Understanding the Shift from Time to Risk in Growth Models
In the fast-paced world of innovation, the models that once guided strategic planning are being reevaluated. Originally developed by McKinsey in 1999, the Three Horizons of Growth model provided businesses with a roadmap for categorizing innovation based on timeframes. However, the perpetual speed of technological advancement has rendered this temporal framework ineffective. Today's leaders are called to shift their focus from time-based growth to risk-based growth, as discussed by Vijoy Pandey in his recent piece.
What Do the New Risk Horizons Mean?
The concept behind the new risk horizons introduces three categories of risk rather than relying on sequential timeframes. The first, Horizon 3, addresses technology risk, emphasizing the importance of ensuring that technology can perform at scale under real-world conditions. The existing bottleneck in many innovation efforts is not merely a matter of time but one of overcoming substantial engineering hurdles.
Next, at Horizon 2, market risk must be navigated. This is the juncture where businesses need to establish whether their products meet the actual needs and price points of potential customers. Companies need direct collaboration with clients to explore and validate needs swiftly, replacing the cumbersome time requirements of the past with a more agile, reality-focused approach.
Finally, in Horizon 1, platformization risk comes into play. This is all about integrating validated solutions into broader corporate ecosystems. Large organizations must move beyond isolated products and develop cohesive platforms that can compete in an expansive market. In today’s competitive landscape, this integration is crucial for thriving against smaller, agile competitors.
Real-World Applications of the New Model
Businesses are already applying this innovative framework in various ways. For example, Cisco's Quantum Labs is a Horizon 3 initiative focused on building infrastructure for quantum computing. The project is still embroiled in challenging physical problems, showing that while the technology holds promise, there are significant risks involved that must be navigated before moving forward.

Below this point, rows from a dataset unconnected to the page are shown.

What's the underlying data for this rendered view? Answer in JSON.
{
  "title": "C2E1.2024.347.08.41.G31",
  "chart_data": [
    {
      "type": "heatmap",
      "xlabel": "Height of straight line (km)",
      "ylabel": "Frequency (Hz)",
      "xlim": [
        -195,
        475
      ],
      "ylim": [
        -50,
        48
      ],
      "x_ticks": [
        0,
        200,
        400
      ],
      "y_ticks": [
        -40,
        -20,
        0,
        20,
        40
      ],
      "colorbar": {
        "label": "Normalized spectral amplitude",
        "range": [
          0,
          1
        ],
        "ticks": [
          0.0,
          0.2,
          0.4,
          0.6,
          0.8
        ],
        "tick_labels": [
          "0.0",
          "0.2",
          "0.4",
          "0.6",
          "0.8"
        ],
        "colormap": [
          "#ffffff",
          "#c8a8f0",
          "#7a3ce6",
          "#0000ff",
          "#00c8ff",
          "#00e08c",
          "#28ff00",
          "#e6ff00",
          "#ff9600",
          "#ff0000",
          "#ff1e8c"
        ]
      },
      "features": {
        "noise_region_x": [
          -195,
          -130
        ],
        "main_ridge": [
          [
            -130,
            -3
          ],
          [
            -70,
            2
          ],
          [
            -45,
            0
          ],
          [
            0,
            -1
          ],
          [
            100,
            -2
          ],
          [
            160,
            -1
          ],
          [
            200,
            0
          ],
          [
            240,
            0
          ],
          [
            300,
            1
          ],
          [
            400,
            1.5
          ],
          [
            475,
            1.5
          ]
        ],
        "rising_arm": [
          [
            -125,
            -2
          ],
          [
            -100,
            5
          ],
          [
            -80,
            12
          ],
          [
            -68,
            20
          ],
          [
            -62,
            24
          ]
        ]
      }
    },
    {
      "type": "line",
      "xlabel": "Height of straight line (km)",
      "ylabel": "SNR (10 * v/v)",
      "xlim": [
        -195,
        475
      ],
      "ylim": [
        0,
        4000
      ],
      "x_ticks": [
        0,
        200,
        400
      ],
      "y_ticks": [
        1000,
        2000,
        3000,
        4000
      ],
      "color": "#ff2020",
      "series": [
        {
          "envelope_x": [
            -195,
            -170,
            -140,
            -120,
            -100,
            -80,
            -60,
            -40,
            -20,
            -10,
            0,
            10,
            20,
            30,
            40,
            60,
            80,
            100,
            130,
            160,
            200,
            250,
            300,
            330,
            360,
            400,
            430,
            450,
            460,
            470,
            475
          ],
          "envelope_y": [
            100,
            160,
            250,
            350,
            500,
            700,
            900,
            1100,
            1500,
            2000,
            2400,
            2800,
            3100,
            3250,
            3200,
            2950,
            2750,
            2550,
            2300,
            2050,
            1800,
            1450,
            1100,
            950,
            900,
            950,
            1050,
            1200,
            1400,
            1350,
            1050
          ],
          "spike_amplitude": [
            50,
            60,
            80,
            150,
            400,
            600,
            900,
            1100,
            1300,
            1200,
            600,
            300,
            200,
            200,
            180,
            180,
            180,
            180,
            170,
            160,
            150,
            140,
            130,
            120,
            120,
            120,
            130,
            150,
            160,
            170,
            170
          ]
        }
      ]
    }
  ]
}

On a Horizon 2 frontier, Cisco's initiative around the Internet of Cognition highlights the necessity for real-time market validation of complex systems. Even with the evolution of AI, the practicality of implementation remains uncertain, emphasizing the need for ongoing collaboration with customers to determine actual use cases.
A Future of Agility and Collaboration
The evolution from time to risk signifies a broader shift in how businesses must operate in today's environment. It requires a more integrated, customer-focused approach to innovation. By honing in on the unique risks associated with each stage of development, organizations can tailor their strategies to be more responsive to market needs while embracing the unpredictability that comes with rapid technological advancements.
The implications are profound: businesses that can adapt their growth strategies around risk will likely outperform those stuck in traditional models. As we move forward, embracing this pragmatic approach to innovation could redefine success in the business landscape.